Am Ende des Workshops: Die Schülerinnen und Schüler präsentieren ihre Ergebnisse.

Am Ende des Workshops: Die Schülerinnen und Schüler präsentieren ihre Ergebnisse.

"Privatsphäre ist doch ein Menschenrecht!"

Bei dem Stichwort "Überwachung" fallen den jungen Teilnehmerinnen und Teilnehmern viele Beispiele ein: Kameras auf dem Schulhof, Kameras auf den Straßen, neugierige Verwandte oder Nachbarn, die sie auf Schritt und Tritt verfolgen. In einem selbst produzierten Video erklären Thea, Rawan und Zahraa, was Privatsphäre bedeutet und warum sie wichtig ist. Die Gruppe gibt den anderen Workshop-Teilnehmern Tipps, wie man sich im digitalen Raum schützen kann. Yara und Ahmad verdeutlichen, was Metadaten sind und wie sie gesammelt werden.

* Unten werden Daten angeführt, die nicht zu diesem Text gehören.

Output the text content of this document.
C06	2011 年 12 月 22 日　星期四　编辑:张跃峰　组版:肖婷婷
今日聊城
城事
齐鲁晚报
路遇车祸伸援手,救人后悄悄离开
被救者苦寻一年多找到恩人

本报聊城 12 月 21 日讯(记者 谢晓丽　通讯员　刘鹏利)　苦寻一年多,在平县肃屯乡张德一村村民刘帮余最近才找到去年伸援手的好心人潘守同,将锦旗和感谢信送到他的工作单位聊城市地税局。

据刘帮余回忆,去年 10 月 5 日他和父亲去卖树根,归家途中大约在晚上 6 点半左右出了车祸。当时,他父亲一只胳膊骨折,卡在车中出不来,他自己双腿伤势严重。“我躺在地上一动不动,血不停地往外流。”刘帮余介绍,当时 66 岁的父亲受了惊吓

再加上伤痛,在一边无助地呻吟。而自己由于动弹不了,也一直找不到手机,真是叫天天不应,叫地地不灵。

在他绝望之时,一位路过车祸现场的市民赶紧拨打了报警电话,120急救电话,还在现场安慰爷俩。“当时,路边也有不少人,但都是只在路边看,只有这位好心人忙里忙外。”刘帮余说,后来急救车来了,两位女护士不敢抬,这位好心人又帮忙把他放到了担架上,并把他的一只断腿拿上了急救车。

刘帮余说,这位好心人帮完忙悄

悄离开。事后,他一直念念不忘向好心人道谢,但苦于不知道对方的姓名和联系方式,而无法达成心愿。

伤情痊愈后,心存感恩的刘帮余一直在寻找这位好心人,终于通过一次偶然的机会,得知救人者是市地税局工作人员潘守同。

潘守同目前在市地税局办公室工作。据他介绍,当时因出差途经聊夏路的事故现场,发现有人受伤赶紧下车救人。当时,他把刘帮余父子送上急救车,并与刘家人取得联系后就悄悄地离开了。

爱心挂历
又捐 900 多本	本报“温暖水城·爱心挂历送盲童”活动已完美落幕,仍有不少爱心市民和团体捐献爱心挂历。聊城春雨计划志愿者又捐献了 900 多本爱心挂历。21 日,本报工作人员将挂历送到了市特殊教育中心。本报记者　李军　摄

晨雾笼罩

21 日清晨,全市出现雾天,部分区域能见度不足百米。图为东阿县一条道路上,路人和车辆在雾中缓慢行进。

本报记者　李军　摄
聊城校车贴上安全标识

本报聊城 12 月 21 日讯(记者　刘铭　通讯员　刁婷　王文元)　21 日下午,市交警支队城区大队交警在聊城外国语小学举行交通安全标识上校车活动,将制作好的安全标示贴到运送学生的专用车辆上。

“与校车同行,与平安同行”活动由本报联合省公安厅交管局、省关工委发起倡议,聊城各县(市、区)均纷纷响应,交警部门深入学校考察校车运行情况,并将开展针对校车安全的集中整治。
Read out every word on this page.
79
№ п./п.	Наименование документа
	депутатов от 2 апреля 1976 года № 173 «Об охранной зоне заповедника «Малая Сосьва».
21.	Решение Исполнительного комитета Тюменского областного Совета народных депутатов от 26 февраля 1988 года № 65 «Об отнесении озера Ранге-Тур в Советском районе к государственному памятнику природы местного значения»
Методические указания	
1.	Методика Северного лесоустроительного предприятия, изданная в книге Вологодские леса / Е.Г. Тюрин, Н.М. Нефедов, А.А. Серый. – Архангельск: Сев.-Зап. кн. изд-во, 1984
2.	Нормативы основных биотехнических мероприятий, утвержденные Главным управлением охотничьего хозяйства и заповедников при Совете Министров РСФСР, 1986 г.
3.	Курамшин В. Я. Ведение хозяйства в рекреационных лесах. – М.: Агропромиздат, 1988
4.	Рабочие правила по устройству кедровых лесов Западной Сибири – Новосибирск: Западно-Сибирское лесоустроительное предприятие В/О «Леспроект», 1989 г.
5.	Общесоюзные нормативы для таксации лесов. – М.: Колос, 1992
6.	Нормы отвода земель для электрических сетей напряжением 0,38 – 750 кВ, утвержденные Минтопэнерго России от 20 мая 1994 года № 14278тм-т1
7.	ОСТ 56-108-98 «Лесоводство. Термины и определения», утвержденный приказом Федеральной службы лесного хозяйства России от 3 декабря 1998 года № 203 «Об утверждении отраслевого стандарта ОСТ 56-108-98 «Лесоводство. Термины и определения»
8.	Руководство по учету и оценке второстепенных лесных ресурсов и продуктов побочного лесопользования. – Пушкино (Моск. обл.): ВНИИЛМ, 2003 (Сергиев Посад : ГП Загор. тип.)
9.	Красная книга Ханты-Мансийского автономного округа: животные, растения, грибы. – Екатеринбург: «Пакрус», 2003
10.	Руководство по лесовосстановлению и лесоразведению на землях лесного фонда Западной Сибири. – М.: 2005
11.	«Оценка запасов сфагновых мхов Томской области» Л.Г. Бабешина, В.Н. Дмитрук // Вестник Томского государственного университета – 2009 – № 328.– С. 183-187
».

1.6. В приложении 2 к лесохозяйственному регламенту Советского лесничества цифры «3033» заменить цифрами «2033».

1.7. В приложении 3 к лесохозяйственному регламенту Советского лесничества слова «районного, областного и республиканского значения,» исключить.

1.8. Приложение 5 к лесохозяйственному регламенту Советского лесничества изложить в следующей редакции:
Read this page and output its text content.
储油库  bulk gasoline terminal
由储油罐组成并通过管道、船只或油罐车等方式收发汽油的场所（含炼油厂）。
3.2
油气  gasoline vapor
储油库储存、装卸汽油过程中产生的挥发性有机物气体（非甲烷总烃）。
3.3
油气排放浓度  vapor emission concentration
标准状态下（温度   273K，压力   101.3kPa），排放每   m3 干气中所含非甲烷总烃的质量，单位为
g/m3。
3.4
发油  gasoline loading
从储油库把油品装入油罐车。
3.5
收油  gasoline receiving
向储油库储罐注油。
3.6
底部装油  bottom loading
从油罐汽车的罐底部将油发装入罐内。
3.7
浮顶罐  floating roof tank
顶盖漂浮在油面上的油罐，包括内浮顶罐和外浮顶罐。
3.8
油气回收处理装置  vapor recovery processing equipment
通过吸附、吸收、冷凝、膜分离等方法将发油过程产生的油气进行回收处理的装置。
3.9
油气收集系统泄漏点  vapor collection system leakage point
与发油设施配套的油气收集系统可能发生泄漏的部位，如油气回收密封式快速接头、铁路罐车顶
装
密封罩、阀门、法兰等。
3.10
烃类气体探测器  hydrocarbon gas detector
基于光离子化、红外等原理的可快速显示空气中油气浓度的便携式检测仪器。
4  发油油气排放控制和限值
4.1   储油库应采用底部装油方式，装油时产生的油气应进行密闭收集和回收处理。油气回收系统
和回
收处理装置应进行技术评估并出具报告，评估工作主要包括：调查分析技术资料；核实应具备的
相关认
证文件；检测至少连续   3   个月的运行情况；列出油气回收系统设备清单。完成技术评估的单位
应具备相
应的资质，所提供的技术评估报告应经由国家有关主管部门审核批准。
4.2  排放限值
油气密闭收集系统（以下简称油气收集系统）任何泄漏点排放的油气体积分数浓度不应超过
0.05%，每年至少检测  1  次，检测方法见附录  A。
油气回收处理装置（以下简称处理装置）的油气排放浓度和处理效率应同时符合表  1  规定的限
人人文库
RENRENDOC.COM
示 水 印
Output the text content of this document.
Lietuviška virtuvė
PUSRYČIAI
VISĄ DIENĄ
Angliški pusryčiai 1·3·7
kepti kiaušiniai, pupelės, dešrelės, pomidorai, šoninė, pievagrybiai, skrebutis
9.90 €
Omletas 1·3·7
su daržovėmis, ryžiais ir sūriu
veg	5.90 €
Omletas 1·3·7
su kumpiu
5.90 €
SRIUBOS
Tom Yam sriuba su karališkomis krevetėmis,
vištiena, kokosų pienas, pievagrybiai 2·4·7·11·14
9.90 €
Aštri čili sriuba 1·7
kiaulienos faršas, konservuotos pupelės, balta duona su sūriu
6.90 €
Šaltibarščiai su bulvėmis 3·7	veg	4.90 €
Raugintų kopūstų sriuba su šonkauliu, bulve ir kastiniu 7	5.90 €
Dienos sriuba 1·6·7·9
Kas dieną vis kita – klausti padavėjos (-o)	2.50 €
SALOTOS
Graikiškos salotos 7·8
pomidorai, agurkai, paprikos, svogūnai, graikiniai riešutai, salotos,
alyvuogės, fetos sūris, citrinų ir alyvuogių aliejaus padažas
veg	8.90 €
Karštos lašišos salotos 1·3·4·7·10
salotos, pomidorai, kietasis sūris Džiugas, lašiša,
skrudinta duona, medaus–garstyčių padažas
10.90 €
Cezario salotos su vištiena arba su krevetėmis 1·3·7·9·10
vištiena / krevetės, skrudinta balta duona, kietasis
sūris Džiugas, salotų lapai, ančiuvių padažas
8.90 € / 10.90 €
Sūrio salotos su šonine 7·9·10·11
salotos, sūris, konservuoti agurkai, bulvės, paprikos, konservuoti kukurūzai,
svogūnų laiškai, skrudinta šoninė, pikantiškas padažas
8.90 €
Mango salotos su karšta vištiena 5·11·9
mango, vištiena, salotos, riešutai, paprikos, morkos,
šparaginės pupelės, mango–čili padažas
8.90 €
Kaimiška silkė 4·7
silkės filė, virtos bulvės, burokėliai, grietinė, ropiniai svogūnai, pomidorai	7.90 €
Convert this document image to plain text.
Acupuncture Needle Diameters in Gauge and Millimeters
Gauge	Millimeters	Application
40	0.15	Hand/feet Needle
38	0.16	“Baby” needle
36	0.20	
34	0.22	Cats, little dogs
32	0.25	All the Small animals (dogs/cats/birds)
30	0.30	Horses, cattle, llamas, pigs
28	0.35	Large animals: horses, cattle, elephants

Überwachungsinstrumente im öffentlichen Raum sehen die jungen Leute kritisch. Schülerin Rawan sagt, dass sie oft das Gefühl habe, die Kameras an öffentlichen Orten würden ihre Privatsphäre verletzen: "Privatsphäre ist doch ein Menschenrecht!" Rimaz meint dagegen: "Manchmal ist Überwachung notwendig, damit Menschen geschützt werden. Auf der anderen Seite sollten doch die Daten aller Menschen geschützt werden." 

Die Schülerinnen und Schüler drehen eigene Videos zum Thema Überwachung.

Die Schülerinnen und Schüler drehen eigene Videos zum Thema Überwachung.

Praxisübung zum Thema Überwachung

Nach der Diskussion geht es an die Praxis: In selbst produzierten Videos setzen die Schülerinnen und Schüler ihre Utopien und Schreckensvisionen um: Eine App ersetzt den Schulbesuch. Kinder können problemlos von ihrem Zimmer aus lernen. Allen Neugeborenen wird bei ihrer Geburt ein Chip eingesetzt, der aus den Menschen gleichgeschaltete Wesen macht.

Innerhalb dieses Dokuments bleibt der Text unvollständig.